Proposals on changes to prescription charges in England are set to be announced by the Department of Health soon. In July 2007, Dawn Primarolo, the minister with responsibility for pharmacy, told Parliament that there would be a public consultation in the autumn to gather views. The long-term impact of the changes in Wales will not be known by then, but Ms Primarolo has stressed that any changes to the system would be cost neutral to the NHS.

The Government has previously considered revising the exemption criteria and if this is the route the proposals follow, the initial impact of the Welsh model (effectively exemption for all) could be of considerable interest.

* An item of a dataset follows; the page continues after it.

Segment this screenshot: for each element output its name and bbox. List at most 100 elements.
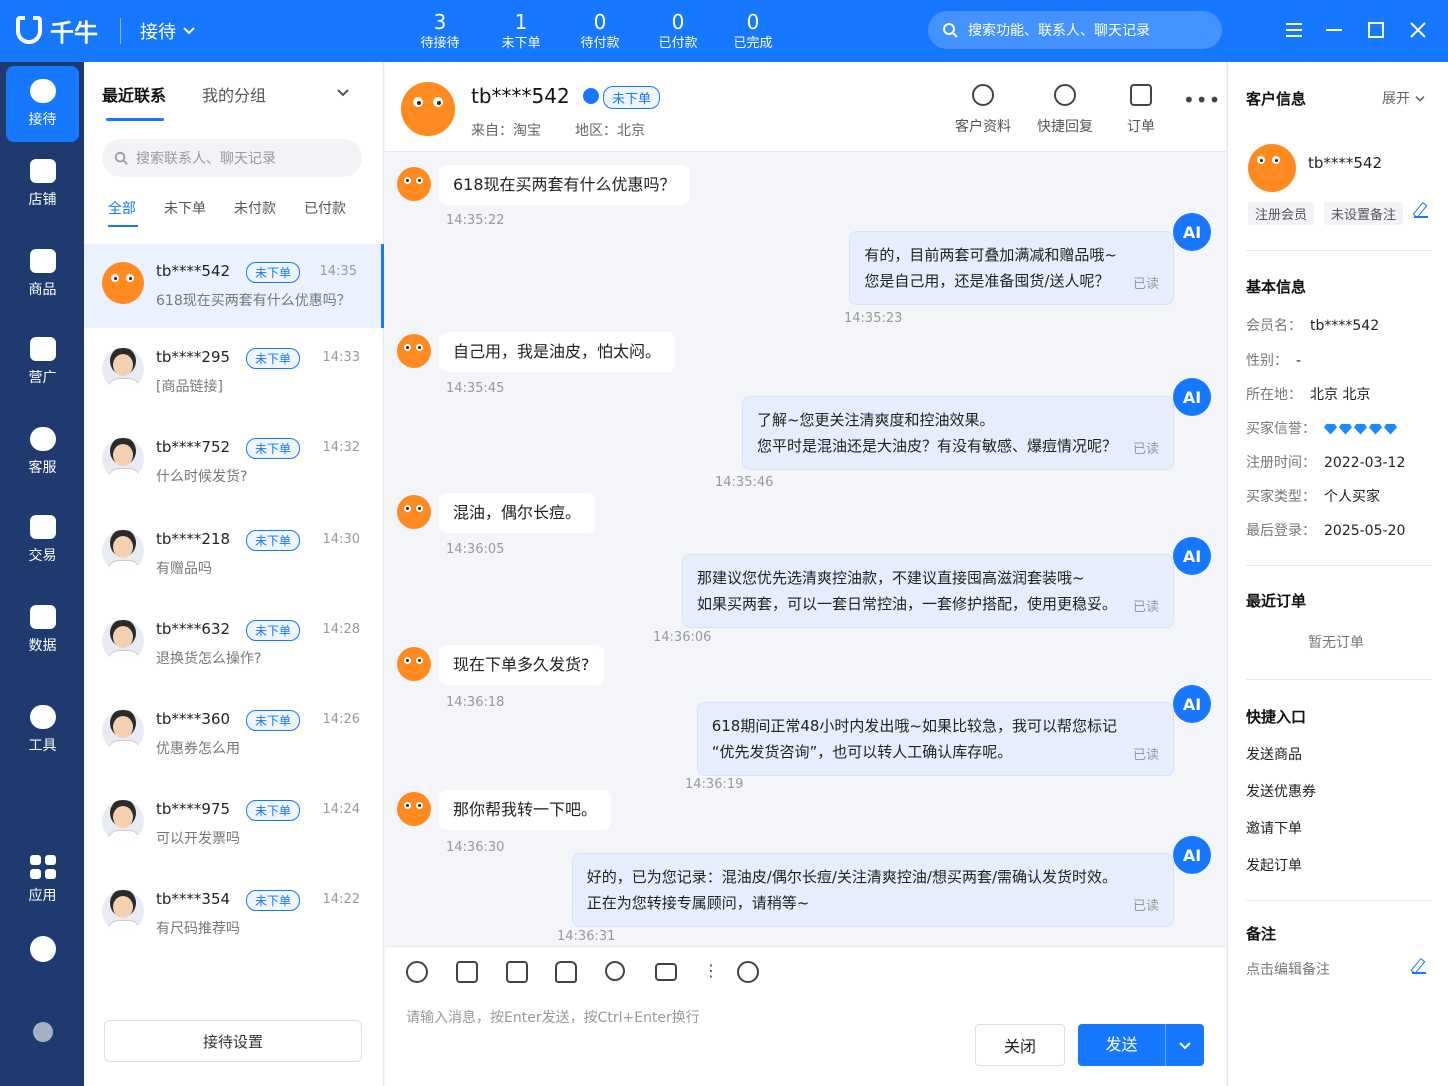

The Royal Pharmaceutical Society continues to believe that there should be no financial barrier to the use of prescribed medicines, says Eileen Neilson, head of policy development. “That implies either a move to abolition following the example of Wales, or a major reform of the existing charging system in a way which could be shown to have little or no deterrent effect on use,” she says.

“The Society acknowledges that in the light of financial, professional and industry considerations the relevant UK administrations might wish to proceed in a measured way, taking account of the impact of abolition in Wales.”